SAN FRANCISCO — When Esmerling Vasquez's 0-1 offering landed squarely in the middle of Danny Espinosa's back Sunday, the Washington Nationals second baseman was incensed.
The National League's leader in hit-by-pitches didn't appreciate the message behind that plunking, one of four times the Nationals were hit by Diamondbacks pitches on Sunday. Washington and Arizona combined for 10 HBPs in the four-game series.
But Espinosa wasn't upset about the free pass to first base — especially after catcher Wilson Ramos crushed a three-run homer one batter later.
For Espinosa, who refuses to give up the inside part of the plate, being hit has proved a productive way to reach base.
"If the ball's inside, I'm not going to move," Espinosa said. "Especially as a young guy, they think they can get you off the plate.
"If it's at my head, obviously I'll move. But just because it's an inside pitch, I'm not going to move. Especially with two strikes, no shot I'm moving."
The strategy has produced 12 instances in which Espinosa's been hit with a pitch — and several bruises — but it's also helped him maintain a respectable .321 on-base percentage even though his average sits at .218 through 60 games.
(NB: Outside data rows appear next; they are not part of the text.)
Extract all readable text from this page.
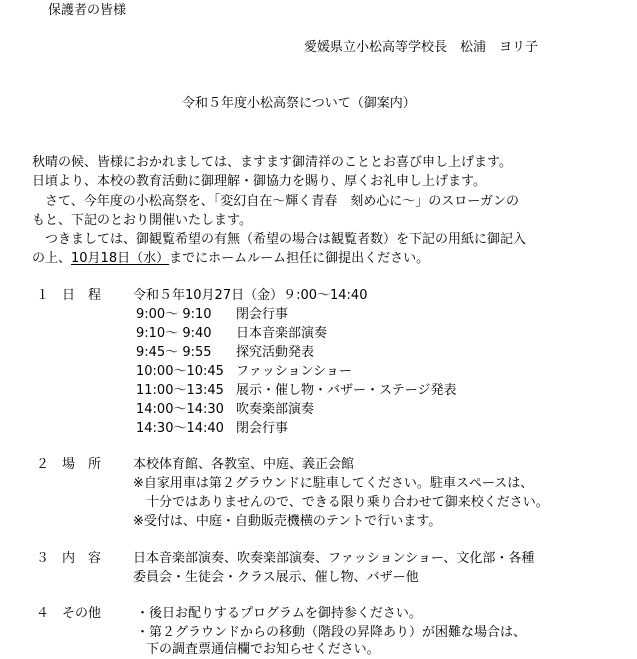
保護者の皆様
愛媛県立小松高等学校長　松浦　ヨリ子
令和５年度小松高祭について（御案内）
秋晴の候、皆様におかれましては、ますます御清祥のこととお喜び申し上げます。
日頃より、本校の教育活動に御理解・御協力を賜り、厚くお礼申し上げます。
さて、今年度の小松高祭を、「変幻自在～輝く青春　刻め心に～」のスローガンの
もと、下記のとおり開催いたします。
つきましては、御観覧希望の有無（希望の場合は観覧者数）を下記の用紙に御記入
の上、10月18日（水）までにホームルーム担任に御提出ください。
１ 日　程 令和５年10月27日（金）９:00～14:40
9:00～ 9:10 閉会行事
9:10～ 9:40 日本音楽部演奏
9:45～ 9:55 探究活動発表
10:00～10:45 ファッションショー
11:00～13:45 展示・催し物・バザー・ステージ発表
14:00～14:30 吹奏楽部演奏
14:30～14:40 閉会行事
２ 場　所 本校体育館、各教室、中庭、義正会館
※自家用車は第２グラウンドに駐車してください。駐車スペースは、
十分ではありませんので、できる限り乗り合わせて御来校ください。
※受付は、中庭・自動販売機横のテントで行います。
３ 内　容 日本音楽部演奏、吹奏楽部演奏、ファッションショー、文化部・各種
委員会・生徒会・クラス展示、催し物、バザー他
４ その他	・後日お配りするプログラムを御持参ください。
・第２グラウンドからの移動（階段の昇降あり）が困難な場合は、
下の調査票通信欄でお知らせください。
In 239 plate appearances, Espinosa has walked or been hit by a pitch 32 times — almost as many times as he's had a hit (44). He also has hit 10 home runs.
As far as the Espinosa can tell, pitchers are trying to establish the inner portion of the plate and push the rookie back, out of his comfort zone in the batter's box. That's fine with him. He has no plans of moving — an attitude he attributes both to approach at the plate as well as his collegiate upbringing at Long Beach State University that emphasized team over individual.
"The way I was taught was, 'You better not move, you're helping the team. You get hit by that pitch,' " he said. "It's probably just the thing that I was taught, and it stuck with me because that's how I feel about it. I'm not going to get killed by it unless it's at my head."
It's an approach that seems to have made him a magnet. Not only is Espinosa just one HBP from tying the major league-leader Carlos Quentin of the Chicago White Sox with 13, but he's already been hit so many times that in 2010 he'd have qualified for the top 10 at season's end.
It's a painful approach, but it's not recklessness. Espinosa gets annoyed with pitches that hit him in the knees and once took one off his right elbow in the minor leagues that hurt so bad he thought he broke his arm. He didn't, and he only missed the rest of that game. And instead of changing his approach, he just wears an elbow pad As long as he's on base, he doesn't care how he gets there.
"It definitely happens," Nationals manager Jim Riggleman said. "Some guys just get hit more than others, I don't really know why. I think that they don't give in at all at the plate ... You see guys get hit down in the lower leg and things like that, [former Milwaukee Brewer Fernando] Vina used to do that to lead off the game, stick his leg out there and get hit, but it's part of the game. Get on base, they're helping their team."